There was still a lot he wanted to talk about, but then Kayla threw all of her focus and concentration onto the mountain of paperwork on her desk, occasionally furrowing deeply at her laptop. Be it out of actual business or an attempt to avoid him, he decided he could wait until she was finished. Everything was too much for him too. He went to Layna's room to keep her company, and the girl happily introduced him to a merry band of stuffed animals.
"Are you Mama's friend?"
"I am."
"Then you can be my friend. Say hello, Foxie."
He scooted closer to shake hands with Mr. Foxie. Kayla certainly didn't let her daughter's room suffer the same drabness as the rest of the house; contrary to the hospital white of the living room, the walls were painted in pastel here, adorned with cheerful-looking artwork seemingly out of picture books.
"You like the pictures? Uncle Edward drew them for me. He is Mama's friend too."
"How about you? Do you have a lot of friends?"
Layna pulled her fox into a hug. "I do, at school. But here it's only me and Mama."
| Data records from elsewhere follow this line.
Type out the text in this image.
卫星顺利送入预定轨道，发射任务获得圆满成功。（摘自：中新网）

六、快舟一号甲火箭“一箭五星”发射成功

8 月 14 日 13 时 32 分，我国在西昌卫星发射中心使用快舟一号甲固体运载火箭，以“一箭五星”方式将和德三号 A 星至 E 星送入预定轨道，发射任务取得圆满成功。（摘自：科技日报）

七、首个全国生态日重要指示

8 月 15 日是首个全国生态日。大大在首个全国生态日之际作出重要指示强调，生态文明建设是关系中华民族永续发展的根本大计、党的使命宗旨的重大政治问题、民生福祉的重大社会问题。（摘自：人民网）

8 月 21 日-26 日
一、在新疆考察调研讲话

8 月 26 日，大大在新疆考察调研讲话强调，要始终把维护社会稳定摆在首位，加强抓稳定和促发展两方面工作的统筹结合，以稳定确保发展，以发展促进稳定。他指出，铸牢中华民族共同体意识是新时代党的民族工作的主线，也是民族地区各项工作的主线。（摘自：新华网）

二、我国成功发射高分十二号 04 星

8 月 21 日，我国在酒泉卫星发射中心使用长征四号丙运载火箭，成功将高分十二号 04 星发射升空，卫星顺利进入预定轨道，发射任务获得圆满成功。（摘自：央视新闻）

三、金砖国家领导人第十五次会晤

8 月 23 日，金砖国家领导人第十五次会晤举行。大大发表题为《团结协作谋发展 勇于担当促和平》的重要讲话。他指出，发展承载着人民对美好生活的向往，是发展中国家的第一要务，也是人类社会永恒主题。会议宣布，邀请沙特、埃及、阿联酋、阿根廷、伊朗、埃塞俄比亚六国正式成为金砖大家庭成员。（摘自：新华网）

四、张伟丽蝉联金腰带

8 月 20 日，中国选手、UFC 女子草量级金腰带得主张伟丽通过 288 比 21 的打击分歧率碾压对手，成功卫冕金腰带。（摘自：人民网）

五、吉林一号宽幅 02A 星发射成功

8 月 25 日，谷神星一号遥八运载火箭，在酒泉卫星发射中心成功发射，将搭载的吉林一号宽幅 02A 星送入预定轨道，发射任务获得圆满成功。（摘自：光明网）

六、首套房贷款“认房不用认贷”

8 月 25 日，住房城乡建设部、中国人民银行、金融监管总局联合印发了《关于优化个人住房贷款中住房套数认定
Kayla seemed to be working from home, all right. Probably somewhere in publishing, if she kept at what she had been doing during college. But why should Layna be there alone in midday? There must be a daycare around the block. Surely she wasn't trying to be a shut-in? Layna would need kids at her age around her.
"Are you lonely?"
"Mama's scary sometimes, but I like her. Mama's friends come at weekends. They play with me."
He looked into a pair of innocent eyes who never knew of a different world and wondered why the children would always be the victims. Nursery rhymes were playing in the background, Layna humming along. It was a glimpse to the everyday life of a daughter he never knew he had--without him. Layna guided him to play an endless stream of games, apparently insistent on erasing the frown in his face. The little girl got her maternal instinct kicking in more naturally than his supposed paternal instinct. But he had no reason to object, and the day felt like one grand sequence of playing house.